Explore More Dallas Cowboys Travel Guides
Want to make the most of your NFL road trip? Be sure to check out these related guides for a seamless and memorable experience:
- Dallas Cowboys Travel Guide for Fans: Plan the perfect trip to catch a Dallas Cowboys game live at AT&T Stadium.
- How to Get to AT&T Stadium for Dallas Cowboys Games: Learn the best transportation options for getting to the game without hassle.
- Best Hotels Near AT&T Stadium for Dallas Cowboys Games Guide: Find the best hotels for Dallas Cowboys games when planning your sports trip.
- Where the Dallas Cowboys Stay on the Road Guide: Get insider information on where the Dallas Cowboys stay when they’re on the road and how you can book accommodations close to the action.
- Best Seats and Ticket Options at Dallas Cowboys Games Guide: Explore the best seating options at AT&T Stadium, from affordable seats to premium suites.
- AT&T Stadium Tours and Attractions Guide: Take an insider’s look at one of the NFL’s most iconic stadiums with exclusive tours and fan experiences.
- Dallas Cowboys Travel Packages: Explore complete travel packages, including tickets and hotels, for your next trip to see the Dallas Cowboys.

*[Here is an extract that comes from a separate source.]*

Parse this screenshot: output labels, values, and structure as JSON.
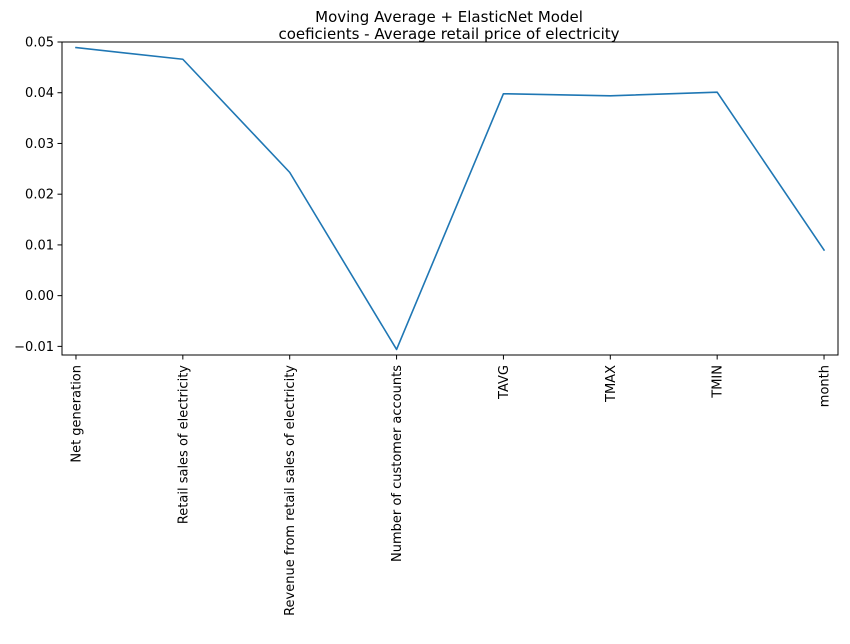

Editorial Note & Travel Expertise
This guide is based on real-world experience planning Dallas Cowboys travel and helping fans navigate AT&T Stadium across different types of trips. Every recommendation reflects how transportation, parking, and arrival timing actually work when attending Dallas Cowboys games, not just general directions or surface-level advice. AT&T Stadium is one of the more accessible stadiums in the NFL when approached with a plan, but the way you plan your arrival still has a direct impact on how smooth your day feels.
Dallas Cowboys travel often involves more than just getting to AT&T Stadium. Hotel location, flight timing, and transportation choices all connect, and small decisions can change how efficiently you move throughout the day. The goal of this guide is to provide practical, accurate information so you can build a plan that fits your schedule, avoids unnecessary delays, and allows you to focus on the Dallas Cowboys experience once you arrive.

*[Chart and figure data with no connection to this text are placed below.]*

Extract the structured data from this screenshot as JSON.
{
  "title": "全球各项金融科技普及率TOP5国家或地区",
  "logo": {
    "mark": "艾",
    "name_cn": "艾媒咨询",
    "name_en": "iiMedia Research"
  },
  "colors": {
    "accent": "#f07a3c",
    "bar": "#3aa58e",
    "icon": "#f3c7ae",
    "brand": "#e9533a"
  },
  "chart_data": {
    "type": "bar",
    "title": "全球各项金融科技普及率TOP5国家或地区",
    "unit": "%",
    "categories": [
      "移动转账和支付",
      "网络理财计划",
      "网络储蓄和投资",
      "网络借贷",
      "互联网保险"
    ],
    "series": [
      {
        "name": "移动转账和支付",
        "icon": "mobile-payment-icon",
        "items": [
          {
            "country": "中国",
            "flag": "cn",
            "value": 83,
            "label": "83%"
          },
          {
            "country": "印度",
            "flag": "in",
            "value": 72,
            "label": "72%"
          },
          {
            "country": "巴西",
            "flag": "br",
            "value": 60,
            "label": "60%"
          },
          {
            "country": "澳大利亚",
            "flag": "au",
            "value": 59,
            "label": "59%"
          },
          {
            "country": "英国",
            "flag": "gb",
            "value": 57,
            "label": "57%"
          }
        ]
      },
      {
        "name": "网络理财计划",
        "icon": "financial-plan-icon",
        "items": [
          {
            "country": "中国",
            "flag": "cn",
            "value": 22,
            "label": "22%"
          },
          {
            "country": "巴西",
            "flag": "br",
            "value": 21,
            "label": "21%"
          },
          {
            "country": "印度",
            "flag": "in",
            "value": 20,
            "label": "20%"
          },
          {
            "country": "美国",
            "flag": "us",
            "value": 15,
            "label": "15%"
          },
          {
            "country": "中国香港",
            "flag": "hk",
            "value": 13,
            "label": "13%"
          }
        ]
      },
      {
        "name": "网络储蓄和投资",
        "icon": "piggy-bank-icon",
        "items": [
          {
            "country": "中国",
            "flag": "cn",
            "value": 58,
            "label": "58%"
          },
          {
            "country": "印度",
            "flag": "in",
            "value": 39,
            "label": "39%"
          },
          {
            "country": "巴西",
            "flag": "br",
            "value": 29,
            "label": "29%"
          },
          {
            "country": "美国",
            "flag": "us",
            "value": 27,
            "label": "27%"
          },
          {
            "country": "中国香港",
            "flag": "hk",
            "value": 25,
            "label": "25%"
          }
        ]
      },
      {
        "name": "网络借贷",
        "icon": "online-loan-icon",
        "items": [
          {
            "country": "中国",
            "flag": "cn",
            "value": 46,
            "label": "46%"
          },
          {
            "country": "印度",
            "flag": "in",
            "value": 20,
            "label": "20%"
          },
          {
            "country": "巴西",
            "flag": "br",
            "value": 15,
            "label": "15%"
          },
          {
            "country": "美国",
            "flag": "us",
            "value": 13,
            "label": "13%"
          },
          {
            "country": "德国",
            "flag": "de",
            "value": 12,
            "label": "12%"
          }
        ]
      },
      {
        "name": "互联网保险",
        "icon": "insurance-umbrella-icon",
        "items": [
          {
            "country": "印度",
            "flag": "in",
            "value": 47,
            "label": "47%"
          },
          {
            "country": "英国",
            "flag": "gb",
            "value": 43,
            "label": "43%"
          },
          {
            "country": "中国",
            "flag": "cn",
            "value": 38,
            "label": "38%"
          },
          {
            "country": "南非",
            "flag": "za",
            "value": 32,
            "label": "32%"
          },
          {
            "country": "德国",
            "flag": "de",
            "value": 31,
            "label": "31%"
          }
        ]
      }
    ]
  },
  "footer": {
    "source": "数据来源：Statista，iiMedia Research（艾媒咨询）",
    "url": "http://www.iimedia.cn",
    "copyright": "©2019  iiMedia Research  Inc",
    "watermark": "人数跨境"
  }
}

Travel Information Disclaimer
Transportation routes, parking availability, and transit schedules for AT&T Stadium can change based on game-day operations, city planning, and demand. Parking prices, lot access, and shuttle availability may vary depending on the Dallas Cowboys schedule and attendance levels.

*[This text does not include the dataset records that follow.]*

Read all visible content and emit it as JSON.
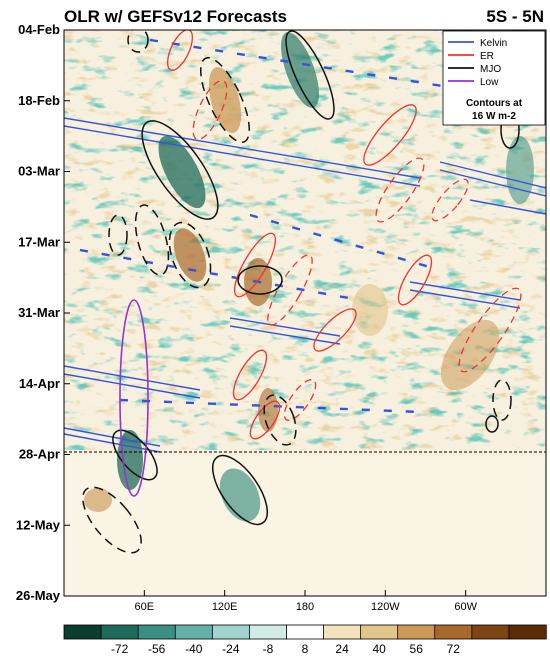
{
  "chart_data": {
    "type": "heatmap",
    "title": "OLR w/ GEFSv12 Forecasts",
    "subtitle": "5S - 5N",
    "xlabel": "",
    "ylabel": "",
    "x_ticks": [
      {
        "lon": 60,
        "label": "60E"
      },
      {
        "lon": 120,
        "label": "120E"
      },
      {
        "lon": 180,
        "label": "180"
      },
      {
        "lon": 240,
        "label": "120W"
      },
      {
        "lon": 300,
        "label": "60W"
      }
    ],
    "xlim": [
      0,
      360
    ],
    "y_ticks": [
      "04-Feb",
      "18-Feb",
      "03-Mar",
      "17-Mar",
      "31-Mar",
      "14-Apr",
      "28-Apr",
      "12-May",
      "26-May"
    ],
    "ylim": [
      "04-Feb",
      "26-May"
    ],
    "forecast_start": "28-Apr",
    "legend_position": "top-right",
    "legend": [
      {
        "name": "Kelvin",
        "color": "#3355dd"
      },
      {
        "name": "ER",
        "color": "#ee3333"
      },
      {
        "name": "MJO",
        "color": "#111111"
      },
      {
        "name": "Low",
        "color": "#9933cc"
      }
    ],
    "legend_note_1": "Contours at",
    "legend_note_2": "16 W m-2",
    "colorbar": {
      "ticks": [
        -72,
        -56,
        -40,
        -24,
        -8,
        8,
        24,
        40,
        56,
        72
      ],
      "colors": [
        "#0b3d30",
        "#1f6b5a",
        "#3b8f80",
        "#65b0a7",
        "#9fd3cc",
        "#d1ebe7",
        "#ffffff",
        "#f2e3bc",
        "#e2c58a",
        "#cb9a57",
        "#a86a2c",
        "#7d4414",
        "#5a2c08"
      ]
    }
  }
}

Public transit services, including the Trinity Railway Express, Via on-demand transit, and private shuttle operators, may adjust frequency or timing based on Dallas Cowboys schedules. Rideshare availability and wait times can fluctuate significantly before and after Dallas Cowboys games depending on demand. Travelers should confirm current transportation details, parking options, and timing closer to their travel date to ensure the most accurate planning around AT&T Stadium.